Bain Capital Specialty Finance (BCSF) said in its debut earnings report as a publicly traded entity that it is pleased with the shape of its loan book, despite turmoil in the broadly syndicated loan market bringing down its net asset value per share.

Boston-based BCSF listed on the New York Stock Exchange on 15 November and posted a strong quarter for originations and portfolio quality. The success was dampened though by turmoil in the broadly-syndicated loan market late in the fourth quarter.

Michael Ewald, managing director and global head of Bain Capital’s private credit group and chief executive officer of BCSF, had positive things to say about the BDC’s results.

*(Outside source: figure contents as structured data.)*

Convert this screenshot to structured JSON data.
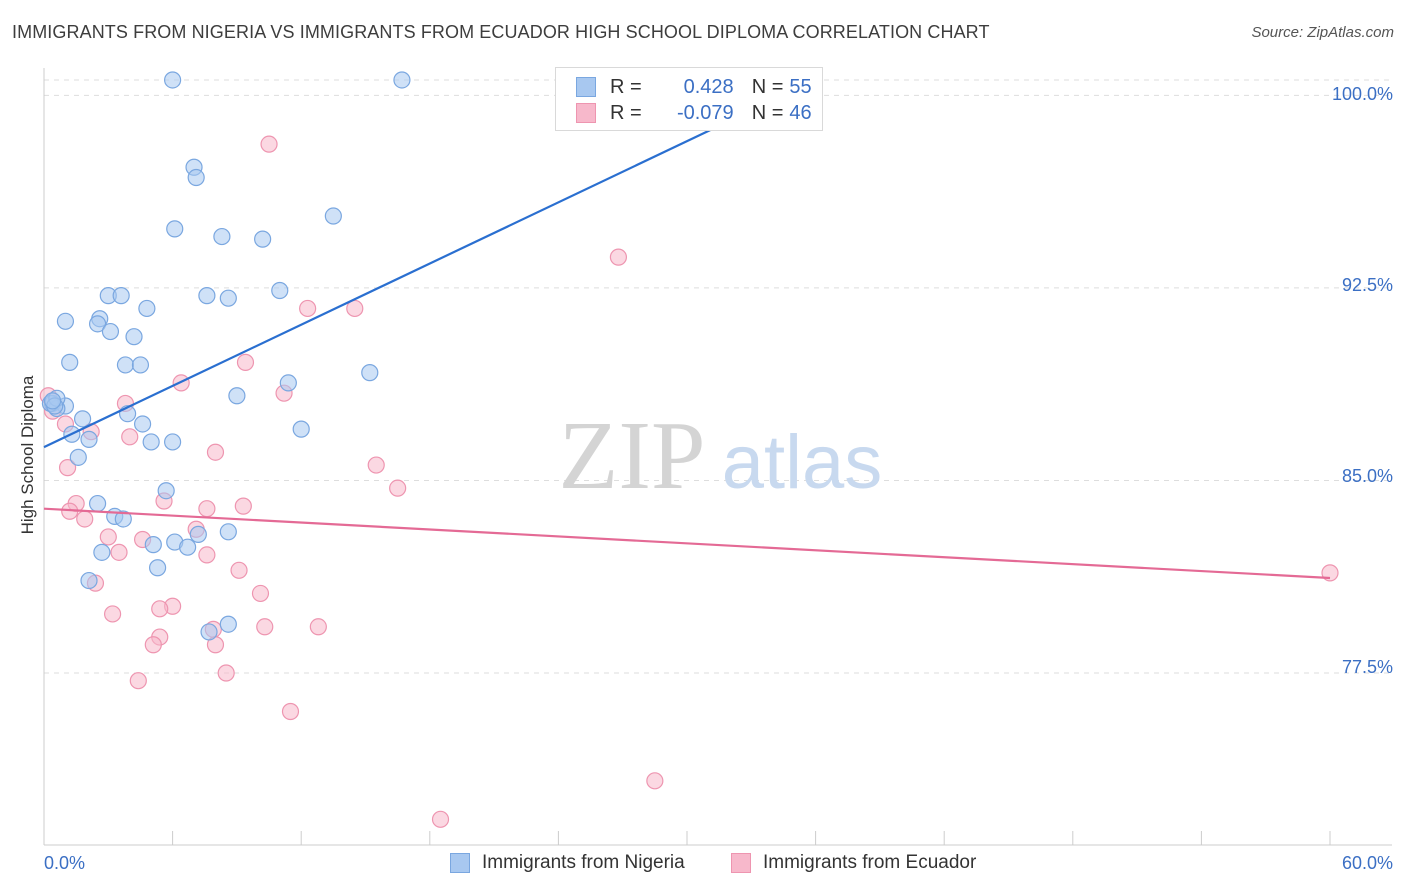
{
  "title": "IMMIGRANTS FROM NIGERIA VS IMMIGRANTS FROM ECUADOR HIGH SCHOOL DIPLOMA CORRELATION CHART",
  "source": "Source: ZipAtlas.com",
  "watermark": {
    "zip": "ZIP",
    "atlas": "atlas"
  },
  "legend_stats": {
    "r_label": "R =",
    "n_label": "N =",
    "nigeria": {
      "r": "0.428",
      "n": "55"
    },
    "ecuador": {
      "r": "-0.079",
      "n": "46"
    }
  },
  "colors": {
    "nigeria_fill": "#a8c8f0",
    "nigeria_stroke": "#7aa7e0",
    "nigeria_line": "#2a6fd0",
    "ecuador_fill": "#f7b8cb",
    "ecuador_stroke": "#ee95b0",
    "ecuador_line": "#e46a95",
    "tick_text": "#3b6fc4",
    "grid": "#dddddd"
  },
  "chart_data": {
    "type": "scatter",
    "title": "IMMIGRANTS FROM NIGERIA VS IMMIGRANTS FROM ECUADOR HIGH SCHOOL DIPLOMA CORRELATION CHART",
    "xlabel": "",
    "ylabel": "High School Diploma",
    "xlim": [
      0,
      60
    ],
    "ylim": [
      70.8,
      101.3
    ],
    "x_tick_labels": [
      "0.0%",
      "60.0%"
    ],
    "y_ticks": [
      77.5,
      85.0,
      92.5,
      100.0
    ],
    "y_tick_labels": [
      "77.5%",
      "85.0%",
      "92.5%",
      "100.0%"
    ],
    "x_minor_ticks": [
      0,
      6,
      12,
      18,
      24,
      30,
      36,
      42,
      48,
      54,
      60
    ],
    "grid": true,
    "series": [
      {
        "name": "Immigrants from Nigeria",
        "trend": {
          "x": [
            0,
            36
          ],
          "y": [
            86.3,
            100.6
          ]
        },
        "points": [
          [
            6.0,
            100.6
          ],
          [
            16.7,
            100.6
          ],
          [
            7.0,
            97.2
          ],
          [
            7.1,
            96.8
          ],
          [
            13.5,
            95.3
          ],
          [
            6.1,
            94.8
          ],
          [
            8.3,
            94.5
          ],
          [
            10.2,
            94.4
          ],
          [
            11.0,
            92.4
          ],
          [
            3.0,
            92.2
          ],
          [
            3.6,
            92.2
          ],
          [
            7.6,
            92.2
          ],
          [
            8.6,
            92.1
          ],
          [
            4.8,
            91.7
          ],
          [
            2.6,
            91.3
          ],
          [
            1.0,
            91.2
          ],
          [
            2.5,
            91.1
          ],
          [
            3.1,
            90.8
          ],
          [
            4.2,
            90.6
          ],
          [
            1.2,
            89.6
          ],
          [
            3.8,
            89.5
          ],
          [
            4.5,
            89.5
          ],
          [
            15.2,
            89.2
          ],
          [
            11.4,
            88.8
          ],
          [
            9.0,
            88.3
          ],
          [
            0.4,
            88.0
          ],
          [
            1.0,
            87.9
          ],
          [
            0.6,
            87.8
          ],
          [
            3.9,
            87.6
          ],
          [
            1.8,
            87.4
          ],
          [
            4.6,
            87.2
          ],
          [
            12.0,
            87.0
          ],
          [
            1.3,
            86.8
          ],
          [
            5.0,
            86.5
          ],
          [
            2.1,
            86.6
          ],
          [
            6.0,
            86.5
          ],
          [
            1.6,
            85.9
          ],
          [
            5.7,
            84.6
          ],
          [
            2.5,
            84.1
          ],
          [
            3.3,
            83.6
          ],
          [
            3.7,
            83.5
          ],
          [
            8.6,
            83.0
          ],
          [
            7.2,
            82.9
          ],
          [
            6.1,
            82.6
          ],
          [
            5.1,
            82.5
          ],
          [
            6.7,
            82.4
          ],
          [
            2.7,
            82.2
          ],
          [
            5.3,
            81.6
          ],
          [
            2.1,
            81.1
          ],
          [
            8.6,
            79.4
          ],
          [
            7.7,
            79.1
          ],
          [
            0.3,
            88.0
          ],
          [
            0.6,
            88.2
          ],
          [
            0.5,
            87.9
          ],
          [
            0.4,
            88.1
          ]
        ]
      },
      {
        "name": "Immigrants from Ecuador",
        "trend": {
          "x": [
            0,
            60
          ],
          "y": [
            83.9,
            81.2
          ]
        },
        "points": [
          [
            10.5,
            98.1
          ],
          [
            26.8,
            93.7
          ],
          [
            12.3,
            91.7
          ],
          [
            14.5,
            91.7
          ],
          [
            9.4,
            89.6
          ],
          [
            6.4,
            88.8
          ],
          [
            11.2,
            88.4
          ],
          [
            3.8,
            88.0
          ],
          [
            1.0,
            87.2
          ],
          [
            2.2,
            86.9
          ],
          [
            4.0,
            86.7
          ],
          [
            8.0,
            86.1
          ],
          [
            15.5,
            85.6
          ],
          [
            1.1,
            85.5
          ],
          [
            16.5,
            84.7
          ],
          [
            5.6,
            84.2
          ],
          [
            1.5,
            84.1
          ],
          [
            9.3,
            84.0
          ],
          [
            7.6,
            83.9
          ],
          [
            1.2,
            83.8
          ],
          [
            1.9,
            83.5
          ],
          [
            7.1,
            83.1
          ],
          [
            3.0,
            82.8
          ],
          [
            4.6,
            82.7
          ],
          [
            3.5,
            82.2
          ],
          [
            7.6,
            82.1
          ],
          [
            9.1,
            81.5
          ],
          [
            2.4,
            81.0
          ],
          [
            10.1,
            80.6
          ],
          [
            6.0,
            80.1
          ],
          [
            5.4,
            80.0
          ],
          [
            3.2,
            79.8
          ],
          [
            12.8,
            79.3
          ],
          [
            10.3,
            79.3
          ],
          [
            7.9,
            79.2
          ],
          [
            5.4,
            78.9
          ],
          [
            8.0,
            78.6
          ],
          [
            5.1,
            78.6
          ],
          [
            8.5,
            77.5
          ],
          [
            4.4,
            77.2
          ],
          [
            11.5,
            76.0
          ],
          [
            60.0,
            81.4
          ],
          [
            28.5,
            73.3
          ],
          [
            18.5,
            71.8
          ],
          [
            0.2,
            88.3
          ],
          [
            0.4,
            87.7
          ]
        ]
      }
    ]
  },
  "bottom_legend": {
    "nigeria": "Immigrants from Nigeria",
    "ecuador": "Immigrants from Ecuador"
  }
}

The vehicle posted a $0.71-per-share decline in its NAV per share, going from $20.17 at the end of the third quarter to $19.46 at the end of the fourth quarter. Ewald said this can mainly be attributed to the fourth-quarter turbulence.

“[Toward the end of the year], broadly syndicated loan prices moved down, which [might] imply the prices for the mid-market loans should move down as well,” Ewald told Private Debt Investor. “[So], the markdown of the net asset value was not due to any sort of credit issues.”

Ewald clarified that the decline was not caused by the portfolio quality, as the portfolio ended the quarter with no loans on nonaccrual status and with 98.5 percent at or above underwriting expectations, according to the firm’s annual report.

“The [year-end] decrease you saw in prices reversed themselves pretty quickly in January,” Ewald said.

The vehicle had a strong quarter for origination, with more than $409 million being deployed, up from more than $278 million for the three months ending 30 September. The vehicle now has more than $1.79 billion in total assets.

The portfolio comprises 79 percent first-lien loans, 16 percent in its unitranche-providing joint venture with Antares Capital, 15 percent second-lien loans, 2 percent corporate bonds, 2 percent equity, 2 percent subordinated debt and less than 1 percent preferred equity. More than 95 percent of the loans portfolio is floating rate.

The portfolio had a weighted average portfolio yield of 8.7 percent, which was consistent from the end of the third quarter, and up from 8.2 percent at the end of 2017.  The net investment income was $0.41 per share, which is up from the third quarter’s $0.33 and the $0.19 at end of 2017. The firm’s earnings per share stood at a $0.21-a-share loss, after accounting for portfolio markdowns.

“Generally speaking, we felt good about how the quarter ended up,” Ewald said.

The BDC also had its shareholders vote at a meeting in February to increase its allowable leverage from a 1:1 debt-to-equity ratio to 2:1.

BCSF was formed in 2016 and is a subsidiary of Bain Capital Credit. Bain Capital Credit is based in Boston and has more than $41 billion in assets under management.